Conflict in the Periodical Press

6th International Conference of the European Society for Periodical Research

28-30 June 2017

IULM (International University of Languages and Media), Milan

 

Conference programmepdfConflict in the Periodical Press.pdf

Conference website: esprit2017.iulm.it

 

Call for papers:

Conflict is at the core of periodical publishing. Disputes constructed and played out on the periodical stage have been periodical themselves, recurring, though under different names and formats, in different periods from the eighteenth-century to the present day.  There is often an inherently militant aspect to the promulgation of ideologies in the periodical press. However, the spectacularization of conflict accompanying recent events – the in/out rhetoric of Brexit reporting and the representation of some policies on immigration, for instance – has made this key feature of the periodical press particularly visible and urgent. The 2017 ESPRit Conference seeks to explore from interdisciplinary perspectives (literary, linguistic, historical, political, sociological, etc.) how the periodical press mediates and remediates conflicts, including how verbal and visual devices on the periodicals’ pages enact conflict. ESPRit encourages proposals that speak both within and across local, regional and national boundaries and especially those that are able to offer a comparative perspective. We also encourage proposals that examine the full range of periodical culture, that is, all types of periodical publication, including newspapers and specialist magazines, and all aspects of the periodical as an object of study, including design and backroom production.  

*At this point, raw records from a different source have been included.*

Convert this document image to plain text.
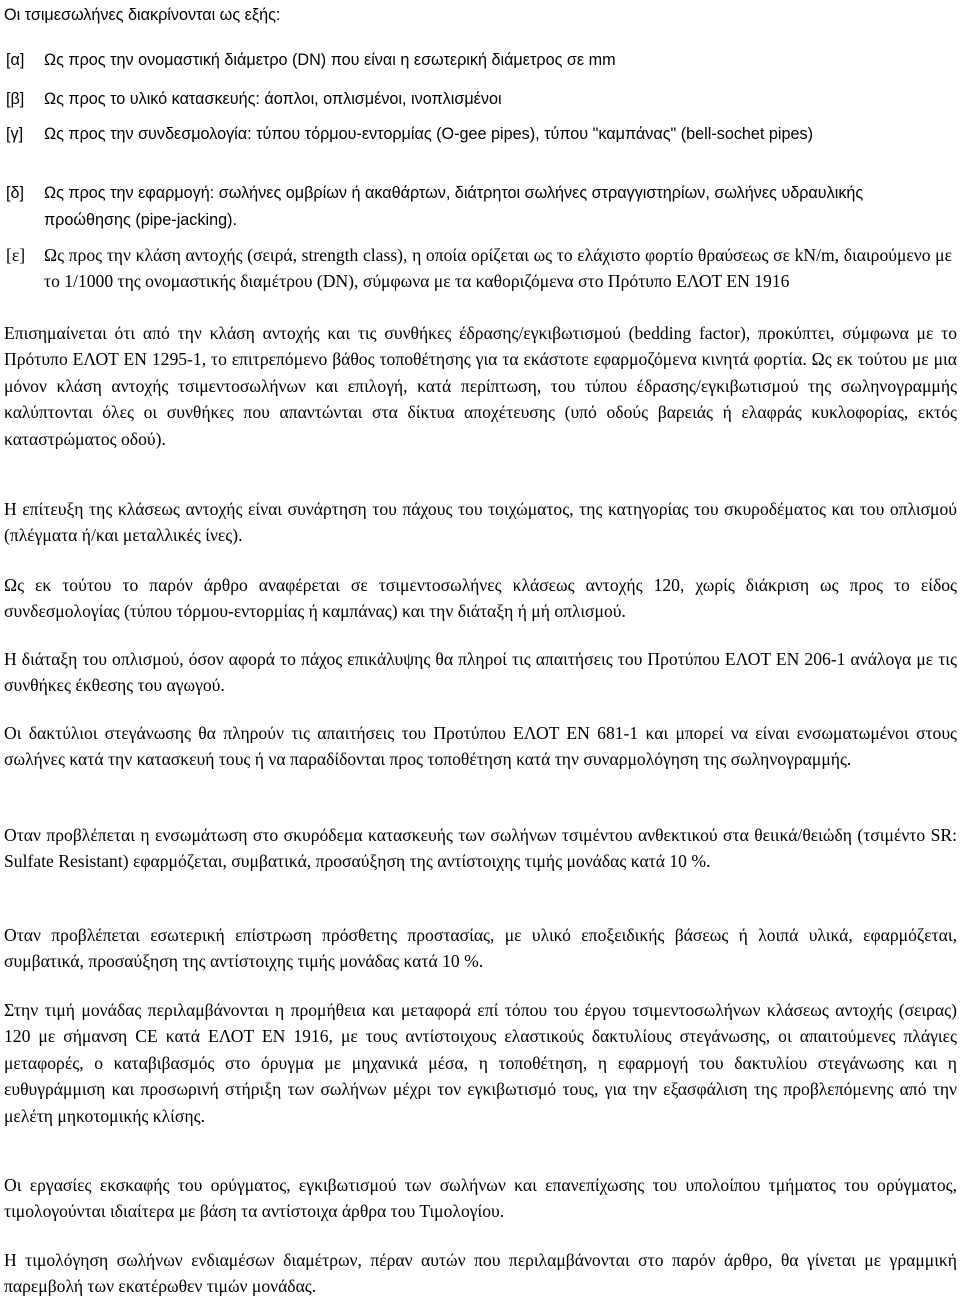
Οι τσιμεσωλήνες διακρίνονται ως εξής:
[α]	Ως προς την ονομαστική διάμετρο (DN) που είναι η εσωτερική διάμετρος σε mm
[β]	Ως προς το υλικό κατασκευής: άοπλοι, οπλισμένοι, ινοπλισμένοι
[γ]	Ως προς την συνδεσμολογία: τύπου τόρμου-εντορμίας (O-gee pipes), τύπου "καμπάνας" (bell-sochet pipes)
[δ]	Ως προς την εφαρμογή: σωλήνες ομβρίων ή ακαθάρτων, διάτρητοι σωλήνες στραγγιστηρίων, σωλήνες υδραυλικής προώθησης (pipe-jacking).
[ε]	Ως προς την κλάση αντοχής (σειρά, strength class), η οποία ορίζεται ως το ελάχιστο φορτίο θραύσεως σε kN/m, διαιρούμενο με το 1/1000 της ονομαστικής διαμέτρου (DN), σύμφωνα με τα καθοριζόμενα στο Πρότυπο ΕΛΟΤ ΕΝ 1916
Επισημαίνεται ότι από την κλάση αντοχής και τις συνθήκες έδρασης/εγκιβωτισμού (bedding factor), προκύπτει, σύμφωνα με το Πρότυπο ΕΛΟΤ ΕΝ 1295-1, το επιτρεπόμενο βάθος τοποθέτησης για τα εκάστοτε εφαρμοζόμενα κινητά φορτία. Ως εκ τούτου με μια μόνον κλάση αντοχής τσιμεντοσωλήνων και επιλογή, κατά περίπτωση, του τύπου έδρασης/εγκιβωτισμού της σωληνογραμμής καλύπτονται όλες οι συνθήκες που απαντώνται στα δίκτυα αποχέτευσης (υπό οδούς βαρειάς ή ελαφράς κυκλοφορίας, εκτός καταστρώματος οδού).
Η επίτευξη της κλάσεως αντοχής είναι συνάρτηση του πάχους του τοιχώματος, της κατηγορίας του σκυροδέματος και του οπλισμού (πλέγματα ή/και μεταλλικές ίνες).
Ως εκ τούτου το παρόν άρθρο αναφέρεται σε τσιμεντοσωλήνες κλάσεως αντοχής 120, χωρίς διάκριση ως προς το είδος συνδεσμολογίας (τύπου τόρμου-εντορμίας ή καμπάνας) και την διάταξη ή μή οπλισμού.
Η διάταξη του οπλισμού, όσον αφορά το πάχος επικάλυψης θα πληροί τις απαιτήσεις του Προτύπου ΕΛΟΤ ΕΝ 206-1 ανάλογα με τις συνθήκες έκθεσης του αγωγού.
Οι δακτύλιοι στεγάνωσης θα πληρούν τις απαιτήσεις του Προτύπου ΕΛΟΤ ΕΝ 681-1 και μπορεί να είναι ενσωματωμένοι στους σωλήνες κατά την κατασκευή τους ή να παραδίδονται προς τοποθέτηση κατά την συναρμολόγηση της σωληνογραμμής.
Οταν προβλέπεται η ενσωμάτωση στο σκυρόδεμα κατασκευής των σωλήνων τσιμέντου ανθεκτικού στα θειικά/θειώδη (τσιμέντο SR: Sulfate Resistant) εφαρμόζεται, συμβατικά, προσαύξηση της αντίστοιχης τιμής μονάδας κατά 10 %.
Οταν προβλέπεται εσωτερική επίστρωση πρόσθετης προστασίας, με υλικό εποξειδικής βάσεως ή λοιπά υλικά, εφαρμόζεται, συμβατικά, προσαύξηση της αντίστοιχης τιμής μονάδας κατά 10 %.
Στην τιμή μονάδας περιλαμβάνονται η προμήθεια και μεταφορά επί τόπου του έργου τσιμεντοσωλήνων κλάσεως αντοχής (σειρας) 120 με σήμανση CE κατά ΕΛΟΤ ΕΝ 1916, με τους αντίστοιχους ελαστικούς δακτυλίους στεγάνωσης, οι απαιτούμενες πλάγιες μεταφορές, ο καταβιβασμός στο όρυγμα με μηχανικά μέσα, η τοποθέτηση, η εφαρμογή του δακτυλίου στεγάνωσης και η ευθυγράμμιση και προσωρινή στήριξη των σωλήνων μέχρι τον εγκιβωτισμό τους, για την εξασφάλιση της προβλεπόμενης από την μελέτη μηκοτομικής κλίσης.
Οι εργασίες εκσκαφής του ορύγματος, εγκιβωτισμού των σωλήνων και επανεπίχωσης του υπολοίπου τμήματος του ορύγματος, τιμολογούνται ιδιαίτερα με βάση τα αντίστοιχα άρθρα του Τιμολογίου.
Η τιμολόγηση σωλήνων ενδιαμέσων διαμέτρων, πέραν αυτών που περιλαμβάνονται στο παρόν άρθρο, θα γίνεται με γραμμική παρεμβολή των εκατέρωθεν τιμών μονάδας.
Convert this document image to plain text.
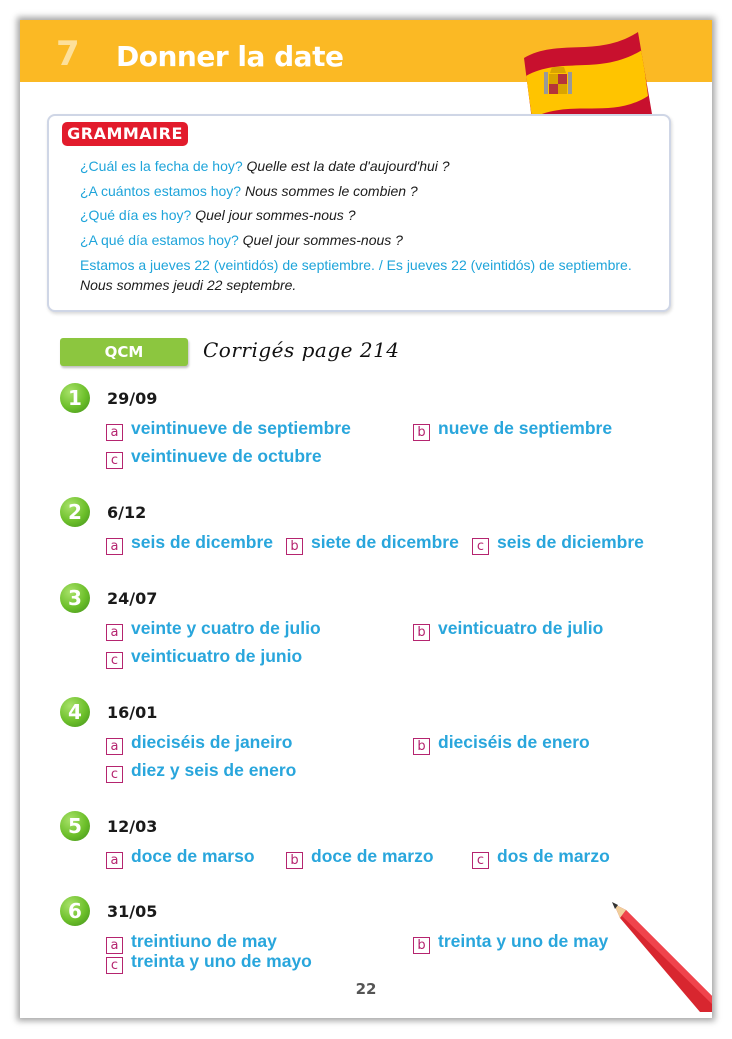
7 Donner la date
GRAMMAIRE
¿Cuál es la fecha de hoy? Quelle est la date d'aujourd'hui ?
¿A cuántos estamos hoy? Nous sommes le combien ?
¿Qué día es hoy? Quel jour sommes-nous ?
¿A qué día estamos hoy? Quel jour sommes-nous ?
Estamos a jueves 22 (veintidós) de septiembre. / Es jueves 22 (veintidós) de septiembre. Nous sommes jeudi 22 septembre.
QCM	Corrigés page 214
1	29/09
a veintinueve de septiembre	b nueve de septiembre
c veintinueve de octubre
2	6/12
a seis de dicembre	b siete de dicembre	c seis de diciembre
3	24/07
a veinte y cuatro de julio	b veinticuatro de julio
c veinticuatro de junio
4	16/01
a dieciséis de janeiro	b dieciséis de enero
c diez y seis de enero
5	12/03
a doce de marso	b doce de marzo	c dos de marzo
6	31/05
a treintiuno de may	b treinta y uno de may
c treinta y uno de mayo
22
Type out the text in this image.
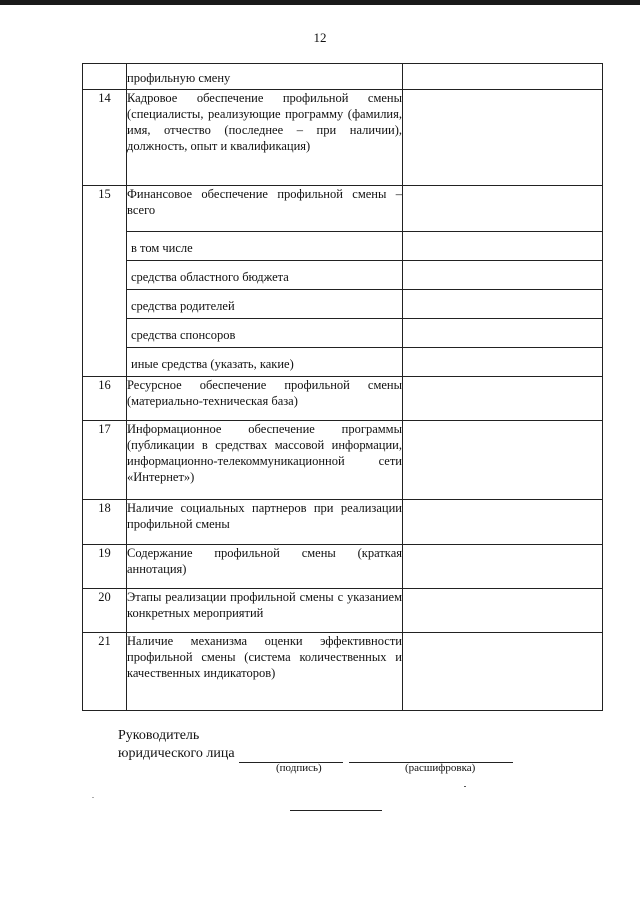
12
	профильную смену	
14	Кадровое обеспечение профильной смены (специалисты, реализующие программу (фамилия, имя, отчество (последнее – при наличии), должность, опыт и квалификация)	
15	Финансовое обеспечение профильной смены – всего	
	в том числе	
	средства областного бюджета	
	средства родителей	
	средства спонсоров	
	иные средства (указать, какие)	
16	Ресурсное обеспечение профильной смены (материально-техническая база)	
17	Информационное обеспечение программы (публикации в средствах массовой информации, информационно-телекоммуникационной сети «Интернет»)	
18	Наличие социальных партнеров при реализации профильной смены	
19	Содержание профильной смены (краткая аннотация)	
20	Этапы реализации профильной смены с указанием конкретных мероприятий	
21	Наличие механизма оценки эффективности профильной смены (система количественных и качественных индикаторов)	
Руководитель
юридического лица
(подпись)	(расшифровка)
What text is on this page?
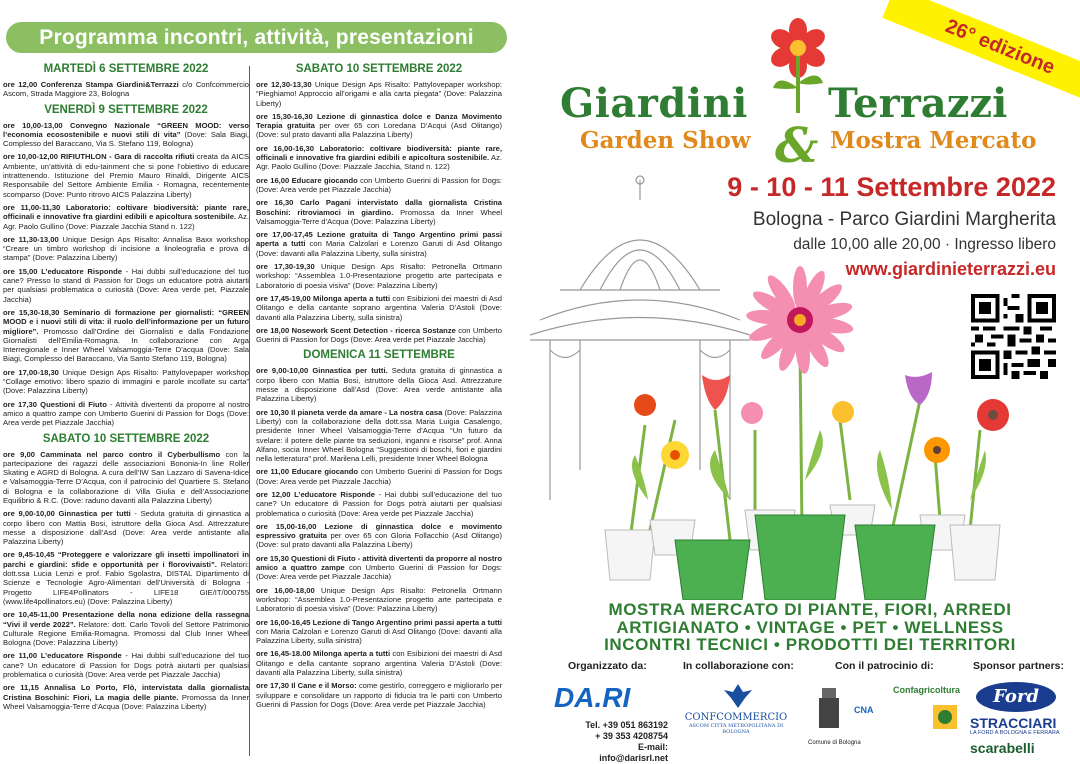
Programma incontri, attività, presentazioni
MARTEDÌ 6 SETTEMBRE 2022
ore 12,00 Conferenza Stampa Giardini&Terrazzi c/o Confcommercio Ascom, Strada Maggiore 23, Bologna
VENERDÌ 9 SETTEMBRE 2022
ore 10,00-13,00 Convegno Nazionale “GREEN MOOD: verso l’economia ecosostenibile e nuovi stili di vita” (Dove: Sala Biagi, Complesso del Baraccano, Via S. Stefano 119, Bologna)
ore 10,00-12,00 RIFIUTHLON - Gara di raccolta rifiuti creata da AICS Ambiente, un’attività di edu-tainment che si pone l’obiettivo di educare intrattenendo. Istituzione del Premio Mauro Rinaldi, Dirigente AICS Responsabile del Settore Ambiente Emilia - Romagna, recentemente scomparso (Dove: Punto ritrovo AICS Palazzina Liberty)
ore 11,00-11,30 Laboratorio: coltivare biodiversità: piante rare, officinali e innovative fra giardini edibili e apicoltura sostenibile. Az. Agr. Paolo Gullino (Dove: Piazzale Jacchia Stand n. 122)
ore 11,30-13,00 Unique Design Aps Risalto: Annalisa Baxx workshop “Creare un timbro workshop di incisione a linoleografia e prova di stampa” (Dove: Palazzina Liberty)
ore 15,00 L’educatore Risponde - Hai dubbi sull’educazione del tuo cane? Presso lo stand di Passion for Dogs un educatore potrà aiutarti per qualsiasi problematica o curiosità (Dove: Area verde pet, Piazzale Jacchia)
ore 15,30-18,30 Seminario di formazione per giornalisti: “GREEN MOOD e i nuovi stili di vita: il ruolo dell’informazione per un futuro migliore”. Promosso dall’Ordine dei Giornalisti e dalla Fondazione Giornalisti dell’Emilia-Romagna. In collaborazione con Arga Interregionale e Inner Wheel Valsamoggia-Terre D’acqua (Dove: Sala Biagi, Complesso del Baraccano, Via Santo Stefano 119, Bologna)
ore 17,00-18,30 Unique Design Aps Risalto: Pattylovepaper workshop “Collage emotivo: libero spazio di immagini e parole incollate su carta” (Dove: Palazzina Liberty)
ore 17,30 Questioni di Fiuto - Attività divertenti da proporre al nostro amico a quattro zampe con Umberto Guerini di Passion for Dogs (Dove: Area verde pet Piazzale Jacchia)
SABATO 10 SETTEMBRE 2022
ore 9,00 Camminata nel parco contro il Cyberbullismo con la partecipazione dei ragazzi delle associazioni Bononia-In line Roller Skating e AGRD di Bologna. A cura dell’IW San Lazzaro di Savena-Idice e Valsamoggia-Terre D’Acqua, con il patrocinio del Quartiere S. Stefano di Bologna e la collaborazione di Villa Giulia e dell’Associazione Equilibrio & R.C. (Dove: raduno davanti alla Palazzina Liberty)
ore 9,00-10,00 Ginnastica per tutti - Seduta gratuita di ginnastica a corpo libero con Mattia Bosi, istruttore della Gioca Asd. Attrezzature messe a disposizione dall’Asd (Dove: Area verde antistante alla Palazzina Liberty)
ore 9,45-10,45 “Proteggere e valorizzare gli insetti impollinatori in parchi e giardini: sfide e opportunità per i florovivaisti”. Relatori: dott.ssa Lucia Lenzi e prof. Fabio Sgolastra, DISTAL Dipartimento di Scienze e Tecnologie Agro-Alimentari dell’Università di Bologna - Progetto LIFE4Pollinators - LIFE18 GIE/IT/000755 (www.life4pollinators.eu) (Dove: Palazzina Liberty)
ore 10,45-11,00 Presentazione della nona edizione della rassegna “Vivi il verde 2022”. Relatore: dott. Carlo Tovoli del Settore Patrimonio Culturale Regione Emilia-Romagna. Promossi dal Club Inner Wheel Bologna (Dove: Palazzina Liberty)
ore 11,00 L’educatore Risponde - Hai dubbi sull’educazione del tuo cane? Un educatore di Passion for Dogs potrà aiutarti per qualsiasi problematica o curiosità (Dove: Area verde pet Piazzale Jacchia)
ore 11,15 Annalisa Lo Porto, Flò, intervistata dalla giornalista Cristina Boschini: Fiori, La magia delle piante. Promossa da Inner Wheel Valsamoggia-Terre d’Acqua (Dove: Palazzina Liberty)
SABATO 10 SETTEMBRE 2022
ore 12,30-13,30 Unique Design Aps Risalto: Pattylovepaper workshop: “Pieghiamo! Approccio all’origami e alla carta piegata” (Dove: Palazzina Liberty)
ore 15,30-16,30 Lezione di ginnastica dolce e Danza Movimento Terapia gratuita per over 65 con Loredana D’Acqui (Asd Olitango) (Dove: sul prato davanti alla Palazzina Liberty)
ore 16,00-16,30 Laboratorio: coltivare biodiversità: piante rare, officinali e innovative fra giardini edibili e apicoltura sostenibile. Az. Agr. Paolo Gullino (Dove: Piazzale Jacchia, Stand n. 122)
ore 16,00 Educare giocando con Umberto Guerini di Passion for Dogs: (Dove: Area verde pet Piazzale Jacchia)
ore 16,30 Carlo Pagani intervistato dalla giornalista Cristina Boschini: ritroviamoci in giardino. Promossa da Inner Wheel Valsamoggia-Terre d’Acqua (Dove: Palazzina Liberty)
ore 17,00-17,45 Lezione gratuita di Tango Argentino primi passi aperta a tutti con Maria Calzolari e Lorenzo Garuti di Asd Olitango (Dove: davanti alla Palazzina Liberty, sulla sinistra)
ore 17,30-19,30 Unique Design Aps Risalto: Petronella Ortmann workshop: “Assemblea 1.0-Presentazione progetto arte partecipata e Laboratorio di poesia visiva” (Dove: Palazzina Liberty)
ore 17,45-19,00 Milonga aperta a tutti con Esibizioni dei maestri di Asd Olitango e della cantante soprano argentina Valeria D’Astoli (Dove: davanti alla Palazzina Liberty, sulla sinistra)
ore 18,00 Nosework Scent Detection - ricerca Sostanze con Umberto Guerini di Passion for Dogs (Dove: Area verde pet Piazzale Jacchia)
DOMENICA 11 SETTEMBRE
ore 9,00-10,00 Ginnastica per tutti. Seduta gratuita di ginnastica a corpo libero con Mattia Bosi, istruttore della Gioca Asd. Attrezzature messe a disposizione dall’Asd (Dove: Area verde antistante alla Palazzina Liberty)
ore 10,30 Il pianeta verde da amare - La nostra casa (Dove: Palazzina Liberty) con la collaborazione della dott.ssa Maria Luigia Casalengo, presidente Inner Wheel Valsamoggia-Terre d’Acqua “Un futuro da svelare: il potere delle piante tra seduzioni, inganni e risorse” prof. Anna Alfano, socia Inner Wheel Bologna “Suggestioni di boschi, fiori e giardini nella letteratura” prof. Marilena Lelli, presidente Inner Wheel Bologna
ore 11,00 Educare giocando con Umberto Guerini di Passion for Dogs (Dove: Area verde pet Piazzale Jacchia)
ore 12,00 L’educatore Risponde - Hai dubbi sull’educazione del tuo cane? Un educatore di Passion for Dogs potrà aiutarti per qualsiasi problematica o curiosità (Dove: Area verde pet Piazzale Jacchia)
ore 15,00-16,00 Lezione di ginnastica dolce e movimento espressivo gratuita per over 65 con Gloria Follacchio (Asd Olitango) (Dove: sul prato davanti alla Palazzina Liberty)
ore 15,30 Questioni di Fiuto - attività divertenti da proporre al nostro amico a quattro zampe con Umberto Guerini di Passion for Dogs: (Dove: Area verde pet Piazzale Jacchia)
ore 16,00-18,00 Unique Design Aps Risalto: Petronella Ortmann workshop: “Assemblea 1.0-Presentazione progetto arte partecipata e Laboratorio di poesia visiva” (Dove: Palazzina Liberty)
ore 16,00-16,45 Lezione di Tango Argentino primi passi aperta a tutti con Maria Calzolari e Lorenzo Garuti di Asd Olitango (Dove: davanti alla Palazzina Liberty, sulla sinistra)
ore 16,45-18.00 Milonga aperta a tutti con Esibizioni dei maestri di Asd Olitango e della cantante soprano argentina Valeria D’Astoli (Dove: davanti alla Palazzina Liberty, sulla sinistra)
ore 17,30 Il Cane e il Morso: come gestirlo, correggero e migliorarlo per sviluppare e consolidare un rapporto di fiducia tra le parti con Umberto Guerini di Passion for Dogs (Dove: Area verde pet Piazzale Jacchia)
26° edizione
Giardini Terrazzi
Garden Show & Mostra Mercato
9 - 10 - 11 Settembre 2022
Bologna - Parco Giardini Margherita
dalle 10,00 alle 20,00 · Ingresso libero
www.giardinieterrazzi.eu
MOSTRA MERCATO DI PIANTE, FIORI, ARREDI
ARTIGIANATO • VINTAGE • PET • WELLNESS
INCONTRI TECNICI • PRODOTTI DEI TERRITORI
Organizzato da:	In collaborazione con:	Con il patrocinio di:	Sponsor partners:
DA.RI
Tel. +39 051 863192
+ 39 353 4208754
E-mail: info@darisrl.net
CONFCOMMERCIO
ASCOM CITTÀ METROPOLITANA DI BOLOGNA
Comune di Bologna
CNA
Confagricoltura	Ford
STRACCIARI
LA FORD A BOLOGNA E FERRARA
scarabelli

Proposals are invited that deal with, but are not limited to, the following topics:

  • Staging conflicts: mediating political, cultural, aesthetic, social, moral disputes
  • Visual rhetoric of conflict: e.g., use of black and white, contrasting colours, positive and negative pictures, captions, vectors in the page layout, etc.
  • The grammar of conflict: e.g., use in different periods of verbal rhetoric such as refutation, climax/anticlimax, irony, dos and don’ts, etc.
  • The performance of conflict in periodicals: manifestos, monographic issues, provocations and replies.
  • Dictating socio-cultural agendas: factions and fashions.
  • Cultural values and generational conflict.
  • Militancy, mediation and re-mediation.
  • Translation as a symptom of cultural conflict.
  • Conflict as affect and/or entertainment.
  • The business or commerce of conflict
  • Possibilities and limits of dialogic rhetoric in periodicals.
  • Views, not news? The seduction of ideas and the role of public opinion, with particular reference to the representation of or reporting on legal cases, referendums and opinion polls.

 This conference was live-streamed on YouTube.

Day 1:

Day 2:

Day 3:

Papers from the conference were published in a special issue of the Journal of European Periodical Studies and in Garzone, G.; Logaldo, M.; Santulli, F. (eds.) 2020. Investigating Conflict Discourses in the Periodical Press. Bern/New York: Peter Lang.